Outer House dismisses petition against dissolution of community council as academic after petitioner’s position change

Outer House dismisses petition against dissolution of community council as academic after petitioner’s position change

A lord ordinary, in an ex tempore judgment in respect of a petition by a former member of a community council seeking to overturn its dissolution, has ruled that, while the decision to dissolve was taken on an unlawful basis, her petition required to be refused on the ground that it was academic due to the petitioner later deciding to seek no remedy except declarator.

Samantha Kane, a former member of the Ardgay and District Community Council, originally sought remedies of reduction, declarator, and damages in respect of a decision made by Leslie Waugh and Kerry Hawthorne, formerly chair and secretary of the Community Council, to propose a resolution to dissolve the organisation which subsequently passed at a public meeting. She argued that the decision to dissolve was taken in order to convene a new council without her in it and was impermissible per the council’s constitution.

The case was heard by Lord Arthurson in the Outer House of the Court of Session, with the petitioner appearing as a party litigant and the respondents represented by Innes, advocate.

Disciplinary vehicle

On 17 April 2025 at a public meeting of the Community Council, the respondents proposed a resolution under clause 17 of the council’s constitution to dissolve it. Said resolution was passed by a two-thirds majority at a public vote at a subsequent meeting held on 22 May 2025. In the Note of Argument lodged on behalf of the respondents, it was stated that the decision to propose dissolution was “made in the moment… in response to the meeting falling into disorder as a result of disruption caused by the petitioner”. The petitioner was also said to have a rich history of disrupting meetings, refusing to co-operate with other members of the Community Council and making unfounded allegations against other members.

At the outset of the petitioner’s submissions, she indicated that she was no longer seeking damages but was restricting the scope of the petition to the remaining remedies of reduction and declarator. Following the conclusion of the petitioner’s submissions, at the outset of the respondent’s submissions, she also confirmed in open court that, in recognition that the community required to have a functioning Community Council, she would no longer be insisting upon her craved remedy of reduction, and would accordingly be further restricting the scope of the petition to that of declarator alone.

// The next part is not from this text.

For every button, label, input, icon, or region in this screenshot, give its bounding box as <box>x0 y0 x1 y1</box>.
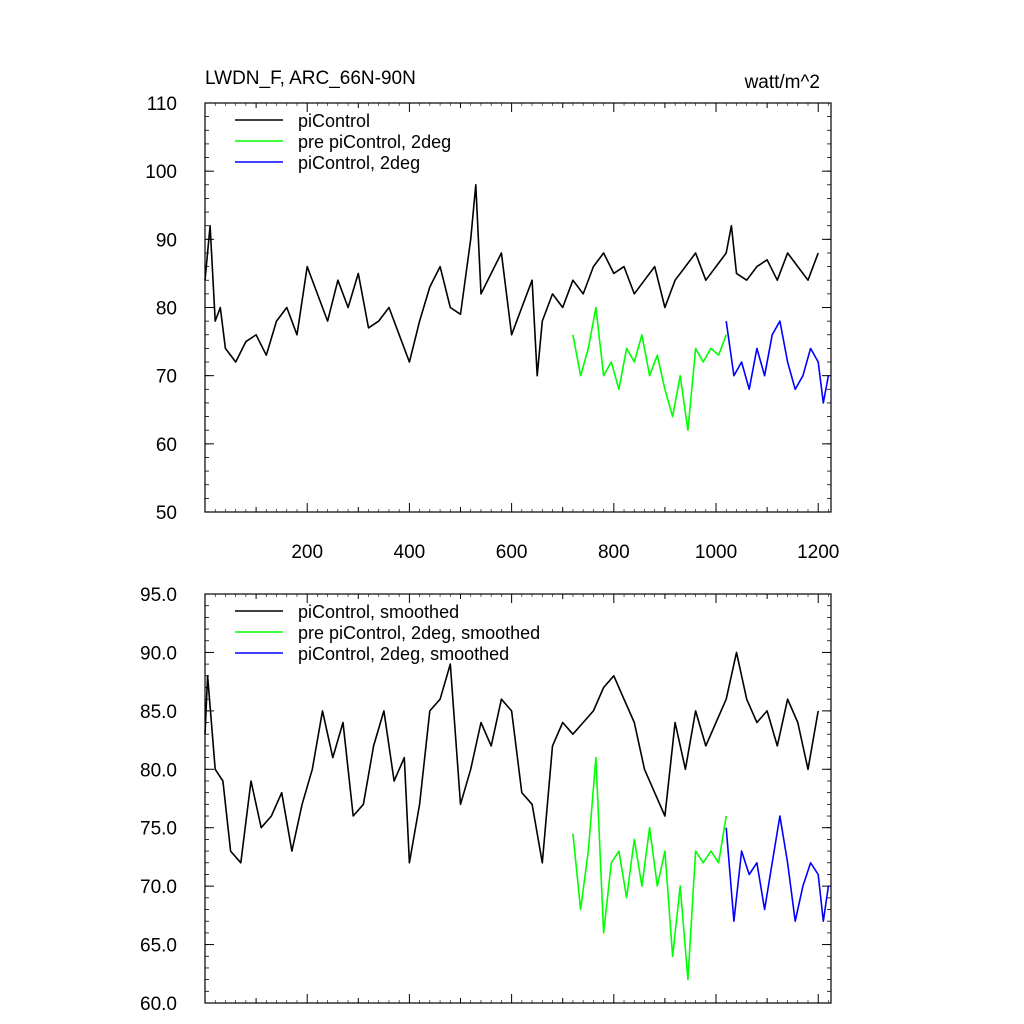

The petitioner submitted that the power to dissolve had been used for an improper purpose, namely her removal from the council, and had in effect been used as a disciplinary vehicle to turn the Community Council into a tribunal adjudicating upon the conduct of one of its members. The Community Council had no power to exclude one of its members and the resolution had been made in the expectation that a replacement council would in due course be constituted, absent the petitioner.

Counsel for the respondents submitted that the decision taken at the meeting of 17 April was taken in accordance with the constitutional requirements of the Community Council and the vote of 22 May was similarly conducted. While it was accepted that ultimately the decision to dissolve had the effect of removing the petitioner, the same was true for the other members. The decision was a well-founded one made in the performance of a public duty and even if the decision maker was acting in bad faith, which was vigorously denied, the decision was not one open to challenge.

Press the “nuclear” button

In his decision, Lord Arthurson said of the lawfulness of the decision to dissolve: “As is stated on behalf of the respondents in their Note of Argument it was made ‘in the moment’ during the meeting of 17 April 2025. Although the same Note goes on to state that, the meeting having descended into disorder, ‘It was properly concluded by the members that it was necessary or advisable to dissolve’, that just cannot be right, in my considered view. If the critical challenged decision in this case was indeed taken in the moment, there can be no sense in which a collective properly concluded view can have been simultaneously and meaningfully taken by the members on the vital threshold test of whether dissolution was ‘necessary or advisable’.”

He added: “A history of dissent at meetings cannot in my view be a proper basis for establishing the threshold test. Dissent is surely a healthy marker of, and intrinsic to, public debate and, dare one say it, democratic institutions. To press the button marked ‘nuclear’ in order to seek to suppress dissent, and in this case actually to remove the dissenter, cannot have been within the contemplation of the framers of clause 17 in respect of the intended use of the dissolution power which we are in this case considering.”

Considering the effect of the petitioner’s departure from her original position, Lord Arthurson said: “The petitioner having committed herself in the course of the debate in this case to a departure from her original position on remedies, in particular that of reduction, for the commendable reason expressed by her to the effect that the community requires to have a functioning council, this leaves the sole remedy of declarator extant. Parties and the public will well appreciate that courts do not exist to resolve theoretical arguments which have no practical consequences. Parties can, if they wish, seek the opinion of an academic for such a limited purpose.”

He concluded: “Judges, however, are not here to write essays in a vacuum. In this case, had the original petition sought only declarator, I cannot imagine for a moment that I would have granted permission to proceed. In such circumstances, notwithstanding the view which I have reached concerning the exercise of the dissolution power in this case, I do not intend to pronounce a declarator ‘in the air’, as it were, which has no practical effect.”

The petition was accordingly dismissed.